The plot was really interesting. You have a kid who was taken into the woods aged five and has had nothing to do with civilisation since then. The possibilities as far as a plot is concerned are almost endless and the author does a really good job of exploring them. Okay, there were some bits that had me raising an eyebrow in disbelief (would someone who is as voracious a reader as Carey really never have heard of contact lenses?), but in all this aspect of the plot was really well explored. Carey and Nessa’s re-integration into society were really interesting to read about and at times my heart just went out to them.
Actually, the plot as a whole was well done. There were enough flashbacks into Carey’s life in the woods to provide a nice contrast with her current situation and although I thought the plotline with Carey’s mum needed some resolution I really enjoyed it.

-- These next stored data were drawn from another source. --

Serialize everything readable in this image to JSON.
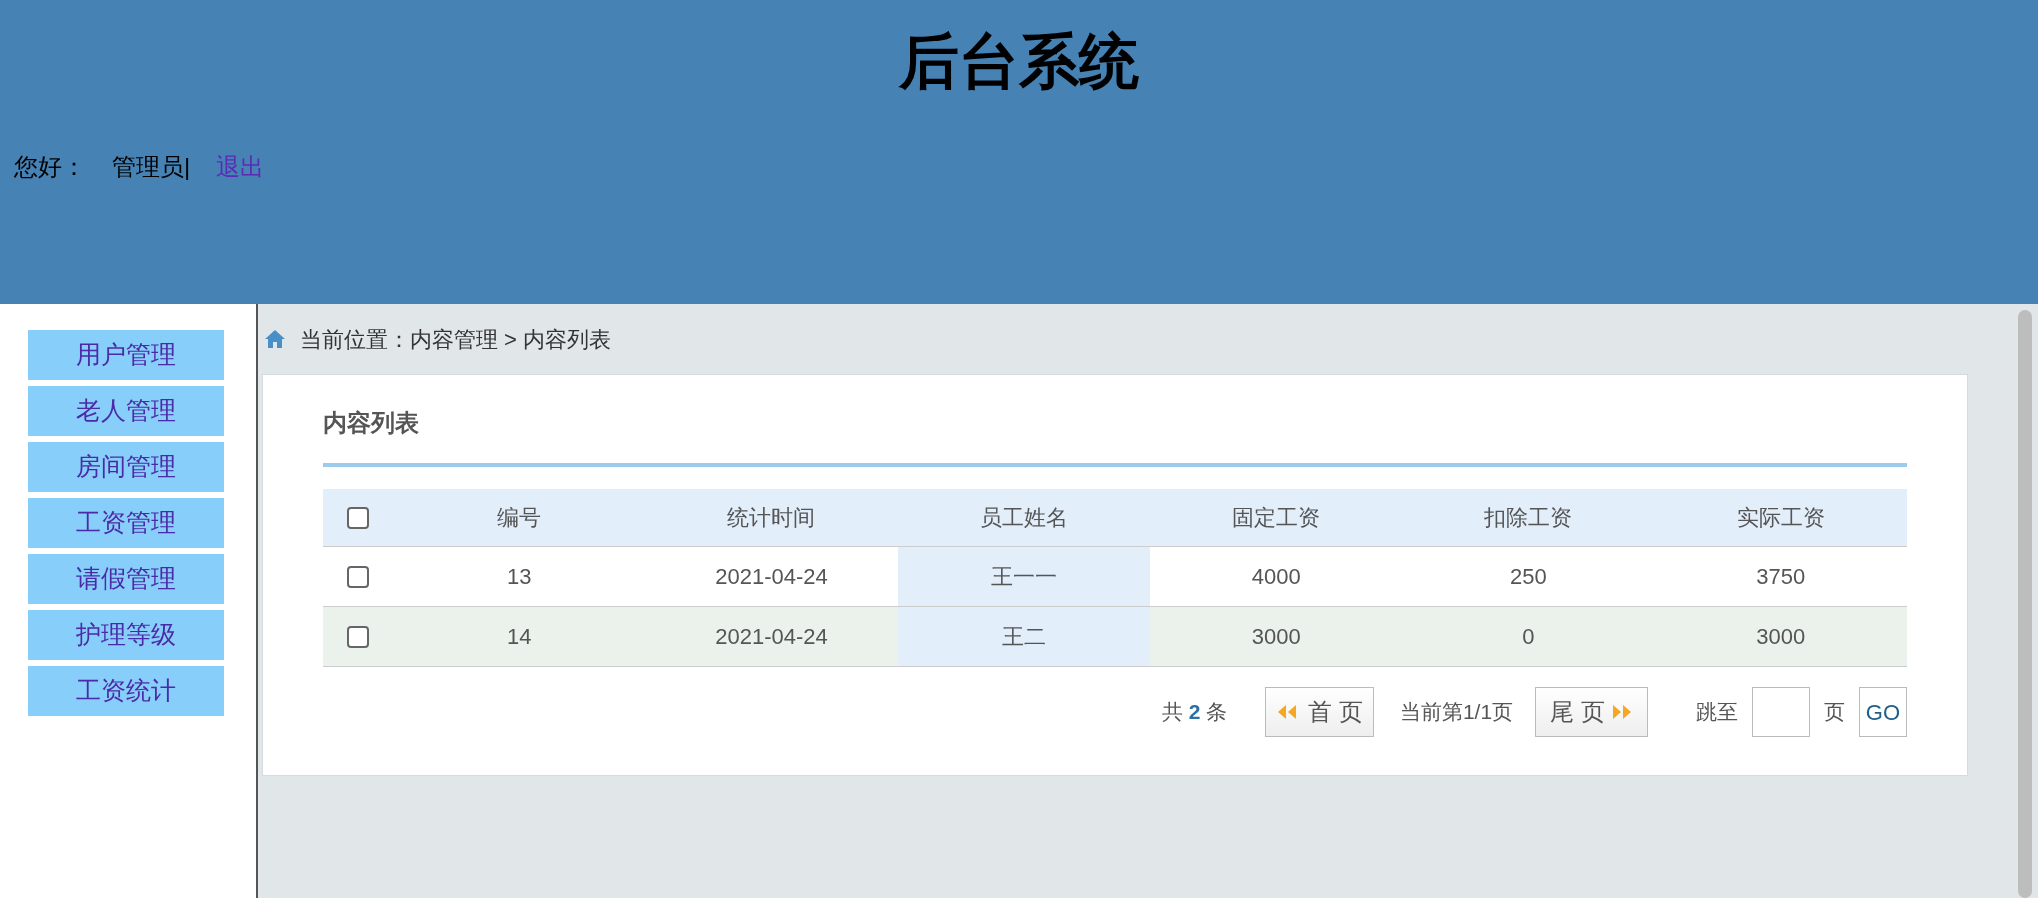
{
  "header": {
    "title": "后台系统",
    "greeting": "您好：",
    "user": "管理员|",
    "logout": "退出"
  },
  "sidebar": {
    "items": [
      {
        "label": "用户管理",
        "selected": false
      },
      {
        "label": "老人管理",
        "selected": false
      },
      {
        "label": "房间管理",
        "selected": false
      },
      {
        "label": "工资管理",
        "selected": false
      },
      {
        "label": "请假管理",
        "selected": false
      },
      {
        "label": "护理等级",
        "selected": false
      },
      {
        "label": "工资统计",
        "selected": false
      }
    ]
  },
  "breadcrumb": "当前位置：内容管理 > 内容列表",
  "panel": {
    "title": "内容列表",
    "table": {
      "select_all": {
        "checked": false
      },
      "columns": [
        "编号",
        "统计时间",
        "员工姓名",
        "固定工资",
        "扣除工资",
        "实际工资"
      ],
      "rows": [
        {
          "checked": false,
          "striped": false,
          "cells": [
            {
              "text": "13",
              "highlighted": false
            },
            {
              "text": "2021-04-24",
              "highlighted": false
            },
            {
              "text": "王一一",
              "highlighted": true
            },
            {
              "text": "4000",
              "highlighted": false
            },
            {
              "text": "250",
              "highlighted": false
            },
            {
              "text": "3750",
              "highlighted": false
            }
          ]
        },
        {
          "checked": false,
          "striped": true,
          "cells": [
            {
              "text": "14",
              "highlighted": false
            },
            {
              "text": "2021-04-24",
              "highlighted": false
            },
            {
              "text": "王二",
              "highlighted": true
            },
            {
              "text": "3000",
              "highlighted": false
            },
            {
              "text": "0",
              "highlighted": false
            },
            {
              "text": "3000",
              "highlighted": false
            }
          ]
        }
      ]
    },
    "pagination": {
      "total_prefix": "共",
      "total": "2",
      "total_suffix": "条",
      "first": "首 页",
      "current": "当前第1/1页",
      "last": "尾 页",
      "jump_label": "跳至",
      "jump_unit": "页",
      "go": "GO"
    }
  }
}
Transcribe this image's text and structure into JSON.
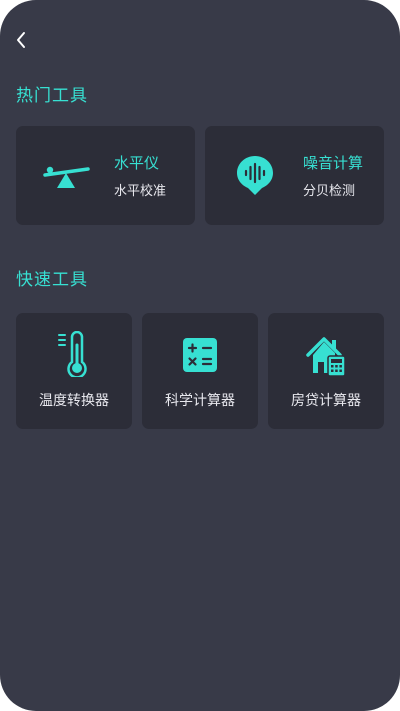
{
  "nav": {
    "back_icon": "chevron-left-icon"
  },
  "sections": {
    "hot": {
      "title": "热门工具",
      "items": [
        {
          "title": "水平仪",
          "subtitle": "水平校准",
          "icon": "seesaw-icon"
        },
        {
          "title": "噪音计算",
          "subtitle": "分贝检测",
          "icon": "sound-wave-icon"
        }
      ]
    },
    "quick": {
      "title": "快速工具",
      "items": [
        {
          "label": "温度转换器",
          "icon": "thermometer-icon"
        },
        {
          "label": "科学计算器",
          "icon": "calculator-icon"
        },
        {
          "label": "房贷计算器",
          "icon": "house-calculator-icon"
        }
      ]
    }
  },
  "colors": {
    "accent": "#37e0d2",
    "background": "#383a48",
    "card": "#2c2d38"
  }
}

What let this book down, I felt, was the MC. Although I loved Carey’s loyalty to her sister and the way she fought to protect her (in fact, I really liked the relationship between Nessa and Carey - it was beautiful), in all other respects she was a complete Mary-Sue. Possibly the most Mary-Sueish Mary-Sue I’ve ever read about. Here’s how much of a Mary-Sue she is:
1) She’s beautiful (but never realised it before)
2) Great figure
3) Kind to everyone she meets
4) Super talented on the violin
5) Two years ahead of her peers academically
6) Crazy survival skills
7) Best-looking boy in school falls instantly in love with her
GAH! She desperately needed some dark to provide contrast to all this awesomeness. Even when her stepsister is openly nasty to her (and I wasn’t keen on this relationship either - Delaney was pretty one-dimensional and her nastiness was really gratuitous) she turns the other cheek.
And when we find out that she did do something really bad (and it was really bad) when she lived in the woods, she had a really good, noble reason for doing it. Again - gah!

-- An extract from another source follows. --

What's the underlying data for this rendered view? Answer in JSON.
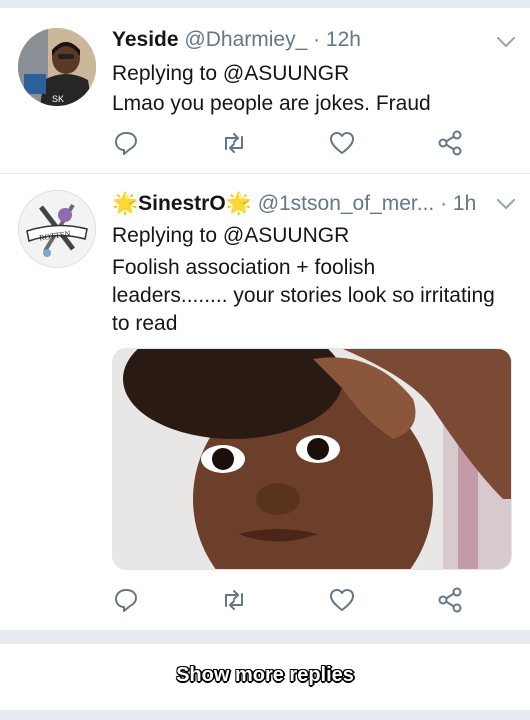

All in all, though, this was a good story and if you can get over a too-good-to-be-true protagonist, it’s worth a look.
I'm not really a huge fan of contemporary fiction but I just found this book impossible to put down. Despite the fact that it contains some dark and really disturbing scenes (drug abuse, child cruelty, the rape of a minor) it's not really a novel about any of those things. They merely form the backdrop to the tale; it's actually a really uplifting story about hope, love and family.
There isn't really much of a story beyond Casey and Nessa's struggle to fit in and find their place in the world but the book never seems to drag. It's just a nice story that portrays the social services in a good light and shows that it possible for a teenager to find happiness even after years of terrible abuse. Although there are things in Casey's past that really turned my stomach, the important thing is that she's able to grow and see that there is a light at the end of the tunnel.
Casey is a really relatable character. As the novel is told entirely from her perspective, it's really easy to get inside her head and understand her confusion. Her relationship with her sister really tugs at the heart strings. I also really though the relationship between Casey and Delaney was handled very well. Although I loathed Delaney at the start of the story, I gradually began to understand what her problem was and empathise with her position.
I don't want to say much more in case I spoil the story for you. This novel is definitely a must read and I would recommend it to all mature teen readers.